Por mi parte, mientras defiendo indubitablemente la libertad individual; también deseo en mi fuero interno, que haya normas fiables, creadas para el acatamiento y el orden que nos vertebren como país; así como, a otros niveles, a los grupos humanos, organizaciones, instituciones, sociedad civil en general, para así crear un campo de acción estable y sólido que nos garantice la seguridad y también la libertad a todos. A esas reglas del juego, tan aparentemente incómodas se le denominan leyes, reglas o normas, y sin ellas la convivencia es imposible, ni siquiera las competiciones deportivas podrían existir.
Ah, y, por último, la desgracia de Ceuta no ha sido una crisis migratoria; sino una invasión asesina instigada y organizada por Marruecos, 141 muertos: 78 en Ceuta y 63 en Marruecos, en el mar.
Una vez más, han sido las palabras interesadamente utilizadas en el relato con el único propósito de manipular e impulsar intereses partidistas y privadísimos de los gobernantes (ejercicio cenagoso y narcisista del poder), la clave de bóveda para crear este monstruoso malentendido. Estos individuos están resultando los detentadores de poder más infaustos y canallas de nuestra historia como nación. Ni siquiera el Rey Felón, el peor de nuestra historia por traidor, alcanza la inmensidad traicionera del presidente impostor.

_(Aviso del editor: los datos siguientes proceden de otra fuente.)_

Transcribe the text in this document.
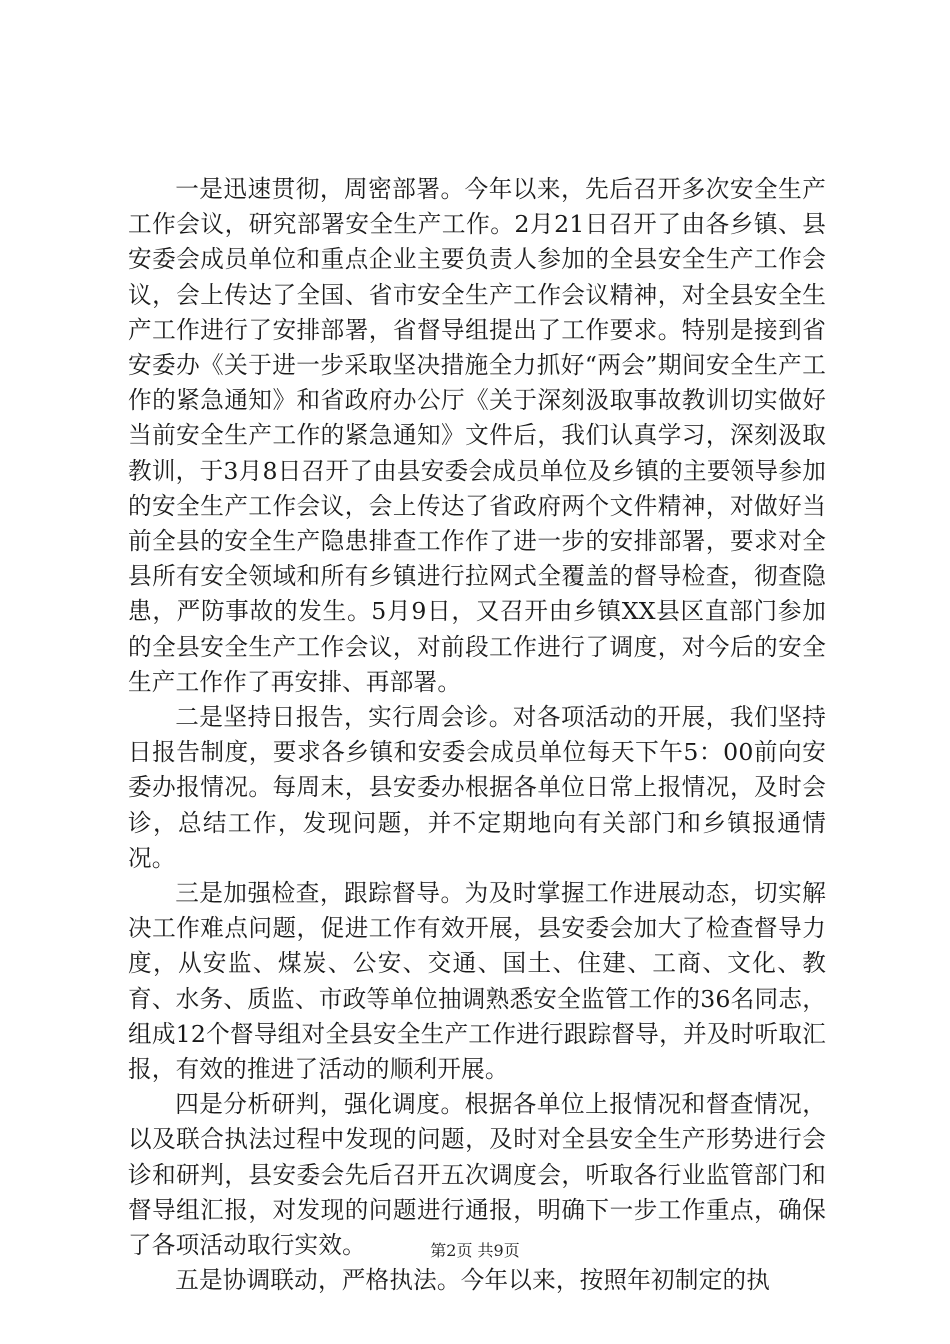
一是迅速贯彻，周密部署。今年以来，先后召开多次安全生产工作会议，研究部署安全生产工作。2月21日召开了由各乡镇、县安委会成员单位和重点企业主要负责人参加的全县安全生产工作会议，会上传达了全国、省市安全生产工作会议精神，对全县安全生产工作进行了安排部署，省督导组提出了工作要求。特别是接到省安委办《关于进一步采取坚决措施全力抓好“两会”期间安全生产工作的紧急通知》和省政府办公厅《关于深刻汲取事故教训切实做好当前安全生产工作的紧急通知》文件后，我们认真学习，深刻汲取教训，于3月8日召开了由县安委会成员单位及乡镇的主要领导参加的安全生产工作会议，会上传达了省政府两个文件精神，对做好当前全县的安全生产隐患排查工作作了进一步的安排部署，要求对全县所有安全领域和所有乡镇进行拉网式全覆盖的督导检查，彻查隐患，严防事故的发生。5月9日，又召开由乡镇XX县区直部门参加的全县安全生产工作会议，对前段工作进行了调度，对今后的安全生产工作作了再安排、再部署。

二是坚持日报告，实行周会诊。对各项活动的开展，我们坚持日报告制度，要求各乡镇和安委会成员单位每天下午5：00前向安委办报情况。每周末，县安委办根据各单位日常上报情况，及时会诊，总结工作，发现问题，并不定期地向有关部门和乡镇报通情况。

三是加强检查，跟踪督导。为及时掌握工作进展动态，切实解决工作难点问题，促进工作有效开展，县安委会加大了检查督导力度，从安监、煤炭、公安、交通、国土、住建、工商、文化、教育、水务、质监、市政等单位抽调熟悉安全监管工作的36名同志，组成12个督导组对全县安全生产工作进行跟踪督导，并及时听取汇报，有效的推进了活动的顺利开展。

四是分析研判，强化调度。根据各单位上报情况和督查情况，以及联合执法过程中发现的问题，及时对全县安全生产形势进行会诊和研判，县安委会先后召开五次调度会，听取各行业监管部门和督导组汇报，对发现的问题进行通报，明确下一步工作重点，确保了各项活动取行实效。

五是协调联动，严格执法。今年以来，按照年初制定的执

第2页 共9页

Y, por último, un estado desarticulado moralmente, es un campo abonado para que proliferen toda clase de aprovechados y parásitos, y por si fueran pocos los “listos” aparecen en el escenario los futbolistas (héroes de masas y gurús sociales con nivel intelectual cercano al cero absoluto), que, amparados por el caos generalizado se arrogan el derecho a opinar (un puro ejercicio de vanidad) y confunden emigrantes vulnerables con activos beligerantes de un país contra otro por intereses estrictamente políticos (Marruecos contra España) ¡Estamos arreglados!
La Fotografía: Un ciudadano anónimo e impotente, que prefiere cerrar los ojos y el entendimiento para no tener que enfrentarse al deterioro de valores y atentado generalizado contra su propia dignidad como integrante del infierno de país en el que vive. Cuando despierte de su hibernación, si es que lo hace, todo estará mucho peor.